Frequently Asked Questions
Is it cheaper to buy stock plans or hire someone to draft custom plans?
Stock plans are almost always cheaper upfront, typically $500 to $5,000 versus $2,000 to $20,000 or more for a fully custom design. But stock plans are built for a generic lot and generic code set, so if your site is unusual or your local jurisdiction has specific requirements, modification fees on a stock plan (typically $500 to $2,000) can close some of that gap. Custom plans cost more because they're built around your lot, your budget, and your code requirements from the start.

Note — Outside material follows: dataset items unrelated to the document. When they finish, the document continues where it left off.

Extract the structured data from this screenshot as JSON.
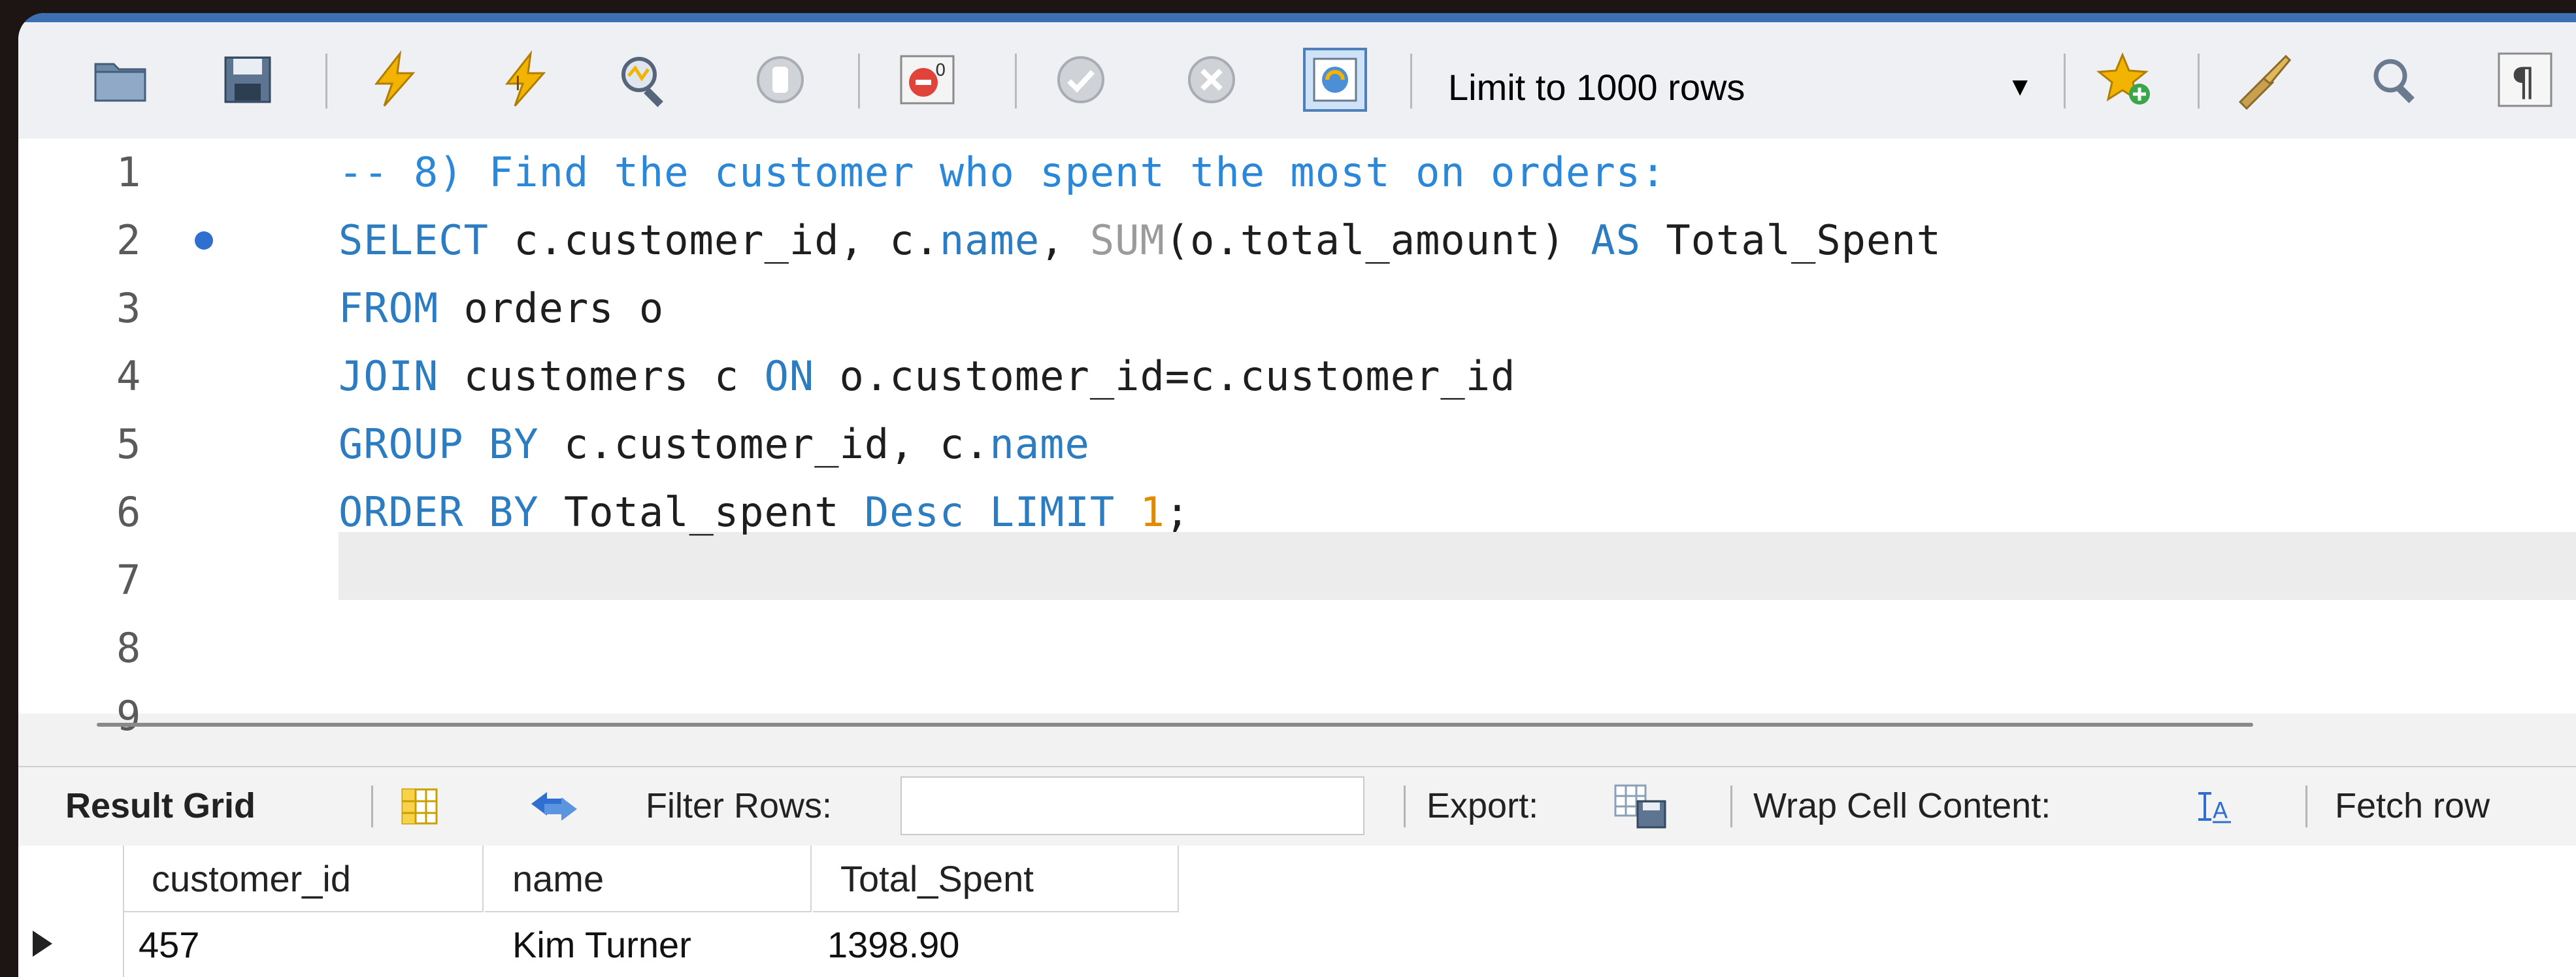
{
  "toolbar": {
    "limit_label": "Limit to 1000 rows",
    "colors": {
      "accent": "#3d6fb4",
      "lightning": "#f2b400",
      "stop": "#e0433a"
    },
    "icons": [
      "open-folder-icon",
      "save-icon",
      "execute-icon",
      "execute-current-icon",
      "explain-icon",
      "stop-icon",
      "toggle-errors-icon",
      "commit-icon",
      "rollback-icon",
      "autocommit-icon",
      "limit-dropdown",
      "add-snippet-icon",
      "beautify-icon",
      "find-icon",
      "invisible-chars-icon"
    ]
  },
  "editor": {
    "lines": [
      {
        "num": "1",
        "tokens": [
          {
            "t": "-- 8) Find the customer who spent the most on orders:",
            "c": "cm"
          }
        ]
      },
      {
        "num": "2",
        "tokens": [
          {
            "t": "SELECT",
            "c": "kw"
          },
          {
            "t": " c.customer_id, c.",
            "c": ""
          },
          {
            "t": "name",
            "c": "id"
          },
          {
            "t": ", ",
            "c": ""
          },
          {
            "t": "SUM",
            "c": "fn"
          },
          {
            "t": "(o.total_amount) ",
            "c": ""
          },
          {
            "t": "AS",
            "c": "kw"
          },
          {
            "t": " Total_Spent",
            "c": ""
          }
        ]
      },
      {
        "num": "3",
        "tokens": [
          {
            "t": "FROM",
            "c": "kw"
          },
          {
            "t": " orders o",
            "c": ""
          }
        ]
      },
      {
        "num": "4",
        "tokens": [
          {
            "t": "JOIN",
            "c": "kw"
          },
          {
            "t": " customers c ",
            "c": ""
          },
          {
            "t": "ON",
            "c": "kw"
          },
          {
            "t": " o.customer_id=c.customer_id",
            "c": ""
          }
        ]
      },
      {
        "num": "5",
        "tokens": [
          {
            "t": "GROUP BY",
            "c": "kw"
          },
          {
            "t": " c.customer_id, c.",
            "c": ""
          },
          {
            "t": "name",
            "c": "id"
          }
        ]
      },
      {
        "num": "6",
        "tokens": [
          {
            "t": "ORDER BY",
            "c": "kw"
          },
          {
            "t": " Total_spent ",
            "c": ""
          },
          {
            "t": "Desc",
            "c": "kw"
          },
          {
            "t": " ",
            "c": ""
          },
          {
            "t": "LIMIT",
            "c": "kw"
          },
          {
            "t": " ",
            "c": ""
          },
          {
            "t": "1",
            "c": "num"
          },
          {
            "t": ";",
            "c": ""
          }
        ]
      },
      {
        "num": "7",
        "tokens": []
      },
      {
        "num": "8",
        "tokens": []
      },
      {
        "num": "9",
        "tokens": []
      }
    ]
  },
  "result_toolbar": {
    "result_grid_label": "Result Grid",
    "filter_label": "Filter Rows:",
    "filter_value": "",
    "export_label": "Export:",
    "wrap_label": "Wrap Cell Content:",
    "fetch_label": "Fetch row"
  },
  "grid": {
    "columns": [
      "customer_id",
      "name",
      "Total_Spent"
    ],
    "rows": [
      [
        "457",
        "Kim Turner",
        "1398.90"
      ]
    ]
  }
}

Why do some firms charge per square foot and others charge a flat fee?
Per-square-foot pricing is easy to quote fast but doesn't account for complexity, a simple 2,500 sqft rectangle costs the same per foot as a 2,500 sqft plan with a complicated roofline, even though the second one takes far more drafting time. Flat-fee and percentage-of-construction-cost pricing are more common industry-wide because they scale with the actual scope and value of the project, not just the square footage.
What is the percentage-of-construction-cost pricing model?
Some residential architects price their fee as a percentage of your total construction budget, typically 8 to 15 percent for new builds and 10 to 20 percent for remodels, per 2026 industry cost guides. On a $400,000 build, that's roughly $32,000 to $60,000, and it usually includes more than drafting, often design development, revisions, and sometimes construction administration. It's more common on full-service architectural engagements than on drafting-focused projects.
Does a bigger house always cost more to get drawn up?
Square footage matters, but complexity usually matters more. A large, simple single-story plan can be quicker to draft than a smaller home with multiple rooflines, custom structural spans, or a steep or irregular lot. Site conditions, the number of revision rounds, and local permitting requirements all move the price independently of square footage.
Do I need custom plans, or will a stock plan work for my lot?
If your lot is fairly standard, your local code doesn't require major adaptation, and you like a layout that's close to what you want, a stock plan with minor modifications is usually the faster and cheaper route. If your site has slope, setbacks, view orientation, or size constraints, or you want a layout built specifically around how you live, custom plans typically make more sense even though the starting cost is higher.